Questa convinzione ha contaminato la scienza e la filosofia e naturalmente anche il pensiero popolare: non a caso si dice Stare come un cane in chiesa per indicare una persona maltrattata e disprezzata, perché il quadrupede non è considerato degno di camminare all’interno del luogo sacro (assassini, stupratori, preti pedofili però possono stare al cospetto del crocifisso) e quindi è cacciato con violenza.

Fa parte dell’essere umano e/o della nostra cultura disprezzare il diverso, etichettare come inferiore un essere che non fa quello che tutti gli altri fanno? Alle volte sì. Ciò che si allontana da uno schema, provoca un senso di disagio, va allora “schiacciato” nel limbo degli inferiori: altro che il “Think different” del manifesto di Jobs. E gli animali non fanno parte del nostro schema. Non scrivono, non usano l’iPhone, non costruiscono case, non guidano la macchina. Per questi motivi sono inferiori? Non potrebbe invece esistere un tipo di intelligenza differente? Sì.

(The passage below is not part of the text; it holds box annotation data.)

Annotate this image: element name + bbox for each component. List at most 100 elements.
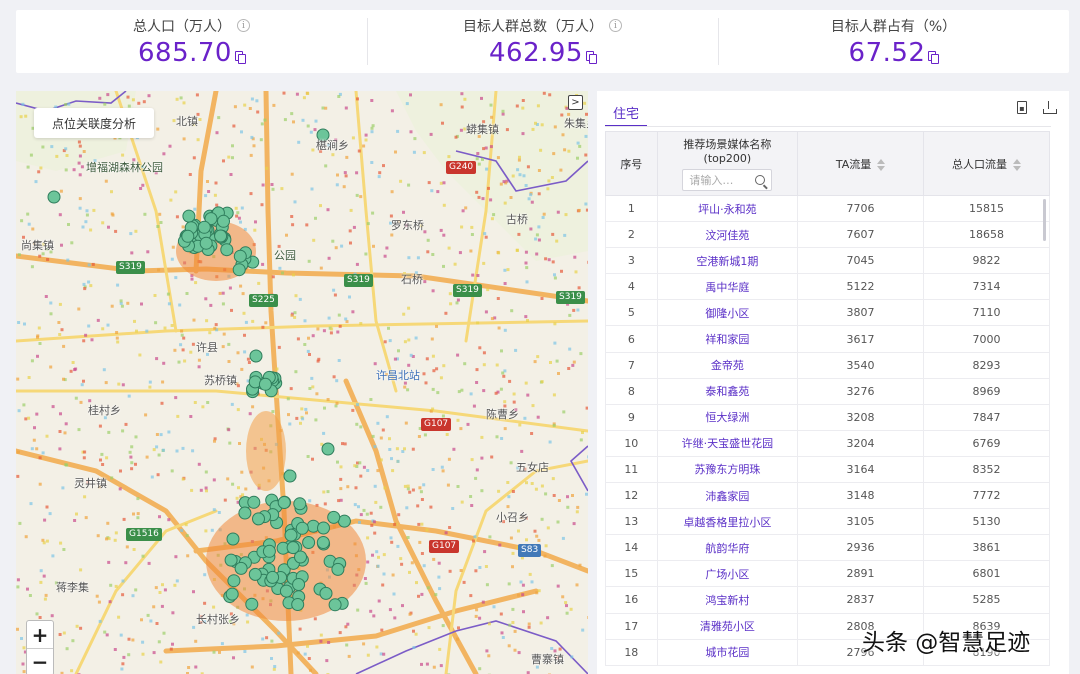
row-media-name[interactable]: 禹中华庭 <box>656 273 798 301</box>
table-row[interactable]: 7 金帝苑 3540 8293 <box>605 352 1050 379</box>
row-media-name[interactable]: 广场小区 <box>656 560 798 588</box>
poi-marker[interactable] <box>292 578 306 591</box>
poi-marker[interactable] <box>182 209 196 223</box>
poi-marker[interactable] <box>258 377 272 391</box>
poi-marker[interactable] <box>227 574 241 588</box>
poi-marker[interactable] <box>262 544 276 558</box>
table-row[interactable]: 9 恒大绿洲 3208 7847 <box>605 404 1050 431</box>
row-media-name[interactable]: 坪山·永和苑 <box>656 195 798 223</box>
sort-icon[interactable] <box>877 158 886 171</box>
table-row[interactable]: 3 空港新城1期 7045 9822 <box>605 247 1050 275</box>
poi-marker[interactable] <box>316 536 330 549</box>
poi-marker[interactable] <box>331 562 345 576</box>
poi-marker[interactable] <box>181 229 195 243</box>
download-icon[interactable] <box>1043 101 1057 114</box>
sort-icon[interactable] <box>1013 158 1021 171</box>
table-row[interactable]: 12 沛鑫家园 3148 7772 <box>605 482 1050 510</box>
poi-marker[interactable] <box>47 190 61 204</box>
info-icon[interactable]: i <box>237 19 250 32</box>
table-row[interactable]: 15 广场小区 2891 6801 <box>605 560 1050 588</box>
poi-marker[interactable] <box>197 220 211 234</box>
column-header-ta[interactable]: TA流量 <box>797 131 925 196</box>
poi-marker[interactable] <box>321 442 335 456</box>
row-media-name[interactable]: 许继·天宝盛世花园 <box>656 430 798 457</box>
table-row[interactable]: 2 汶河佳苑 7607 18658 <box>605 221 1050 249</box>
table-row[interactable]: 14 航韵华府 2936 3861 <box>605 534 1050 562</box>
row-media-name[interactable]: 沛鑫家园 <box>656 482 798 510</box>
table-row[interactable]: 16 鸿宝新村 2837 5285 <box>605 586 1050 614</box>
zoom-out-button[interactable]: − <box>27 648 53 674</box>
poi-marker[interactable] <box>252 512 265 526</box>
row-media-name[interactable]: 苏豫东方明珠 <box>656 456 798 484</box>
poi-marker[interactable] <box>337 514 351 528</box>
poi-marker[interactable] <box>238 506 252 520</box>
map-canvas[interactable] <box>16 91 588 674</box>
table-row[interactable]: 5 御隆小区 3807 7110 <box>605 299 1050 327</box>
poi-marker[interactable] <box>277 496 291 509</box>
poi-marker[interactable] <box>217 214 230 228</box>
poi-marker[interactable] <box>220 243 234 257</box>
poi-marker[interactable] <box>283 469 297 483</box>
poi-marker[interactable] <box>245 597 259 611</box>
row-media-name[interactable]: 空港新城1期 <box>656 247 798 275</box>
relevance-analysis-button[interactable]: 点位关联度分析 <box>34 108 154 138</box>
table-scrollbar[interactable] <box>1043 199 1046 241</box>
row-media-name[interactable]: 金帝苑 <box>656 352 798 379</box>
table-row[interactable]: 11 苏豫东方明珠 3164 8352 <box>605 456 1050 484</box>
table-body: 1 坪山·永和苑 7706 15815 2 汶河佳苑 7607 18658 3 空港新城1期 704… <box>605 195 1050 666</box>
row-total-flow: 8352 <box>923 456 1050 484</box>
poi-marker[interactable] <box>319 586 333 600</box>
poi-marker[interactable] <box>286 541 300 555</box>
row-media-name[interactable]: 泰和鑫苑 <box>656 378 798 405</box>
poi-marker[interactable] <box>247 495 261 509</box>
zoom-in-button[interactable]: + <box>27 621 53 648</box>
row-ta-flow: 7607 <box>797 221 924 249</box>
table-row[interactable]: 6 祥和家园 3617 7000 <box>605 325 1050 353</box>
chevron-right-icon[interactable]: > <box>568 95 583 110</box>
row-media-name[interactable]: 祥和家园 <box>656 325 798 353</box>
poi-marker[interactable] <box>302 536 316 549</box>
poi-marker[interactable] <box>293 497 307 511</box>
poi-marker[interactable] <box>233 249 247 263</box>
poi-marker[interactable] <box>214 229 228 243</box>
poi-marker[interactable] <box>249 349 263 363</box>
poi-marker[interactable] <box>232 263 246 277</box>
copy-icon[interactable] <box>234 50 246 64</box>
table-row[interactable]: 1 坪山·永和苑 7706 15815 <box>605 195 1050 223</box>
poi-marker[interactable] <box>291 598 305 611</box>
poi-marker[interactable] <box>295 521 309 535</box>
row-media-name[interactable]: 卓越香格里拉小区 <box>656 508 798 536</box>
table-row[interactable]: 10 许继·天宝盛世花园 3204 6769 <box>605 430 1050 457</box>
poi-marker[interactable] <box>284 528 298 542</box>
row-media-name[interactable]: 城市花园 <box>656 639 798 666</box>
info-icon[interactable]: i <box>609 19 622 32</box>
poi-marker[interactable] <box>199 236 213 250</box>
poi-marker[interactable] <box>248 567 262 581</box>
row-media-name[interactable]: 御隆小区 <box>656 299 798 327</box>
table-row[interactable]: 8 泰和鑫苑 3276 8969 <box>605 378 1050 405</box>
poi-marker[interactable] <box>327 510 341 524</box>
search-icon[interactable] <box>755 175 766 185</box>
poi-marker[interactable] <box>328 598 342 612</box>
poi-marker[interactable] <box>279 584 293 598</box>
table-row[interactable]: 4 禹中华庭 5122 7314 <box>605 273 1050 301</box>
row-media-name[interactable]: 汶河佳苑 <box>656 221 798 249</box>
copy-icon[interactable] <box>585 50 597 64</box>
tab-residential[interactable]: 住宅 <box>605 99 648 127</box>
poi-marker[interactable] <box>226 532 240 546</box>
poi-marker[interactable] <box>224 553 238 567</box>
copy-icon[interactable] <box>928 50 940 64</box>
poi-marker[interactable] <box>234 561 248 575</box>
row-media-name[interactable]: 清雅苑小区 <box>656 613 798 640</box>
name-search-input[interactable]: 请输入… <box>682 169 773 191</box>
poi-marker[interactable] <box>266 570 280 584</box>
map-panel[interactable]: 点位关联度分析 > 增福湖森林公园 公园 许昌北站 苏桥镇 桂村乡 陈曹乡 五女… <box>16 91 588 674</box>
row-media-name[interactable]: 航韵华府 <box>656 534 798 562</box>
poi-marker[interactable] <box>317 521 330 535</box>
poi-marker[interactable] <box>225 587 239 601</box>
table-row[interactable]: 13 卓越香格里拉小区 3105 5130 <box>605 508 1050 536</box>
export-file-icon[interactable]: ▪ <box>1017 101 1027 114</box>
row-media-name[interactable]: 恒大绿洲 <box>656 404 798 431</box>
row-media-name[interactable]: 鸿宝新村 <box>656 586 798 614</box>
column-header-total[interactable]: 总人口流量 <box>923 131 1050 196</box>
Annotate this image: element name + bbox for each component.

Ed questo il pensiero del dottor Arthur Saniotis che mi ha fatto sorridere. Il professor Maciej Henneberg, antropologo della stessa Università, afferma che se non riusciamo a farci capire dal nostro gatto significa che non il gatto a essere stupido ma soltanto che siamo a livelli diversi. Sembra banale invece è un salto mentale notevole.

Una volta una mia carissima amica mi raccontò che, quando faceva la cameriera negli Stati Uniti, la sua capa la considerava un po’ stupida. Il motivo? La mia amica faceva fatica a capire le ordinazioni dei clienti e chiedeva di scandire lentamente le parole e quando parlava, era lenta nel formulare le frasi: l’accento locale era ben diverso dall’inglese imparato a scuola ed era difficile capire. Poi un giorno la capa la sentì parlare al telefono in italiano e in modo spedito e rimase così stupita che le disse: “Ah ma allora non sei stupida!”.

Insomma, se non riusciamo a comunicare, non significa che uno dei due interlocutori sia un po’ tonto. Il professor Henneberg fa notare che gli animali hanno un’intelligenza sociale e cinestetica. Alcuni mammiferi, come i gibboni, producono più di 20 suoni dai diversi significati per comunicare tra loro. E ai gibboni non interessa saper costruire case. Gli umani non hanno un olfatto sensibile come quello dei koala, dei cani o dei gatti: ci perdiamo un intero mondo di profumi e odori che sono dei veri e propri messaggi chimici “per naso”.

Quindi ogni volta che il mio gatto mi fa capire che ha fame, che vuol giocare, che ha sonno…mi fa capire che mi ha addestrata proprio bene.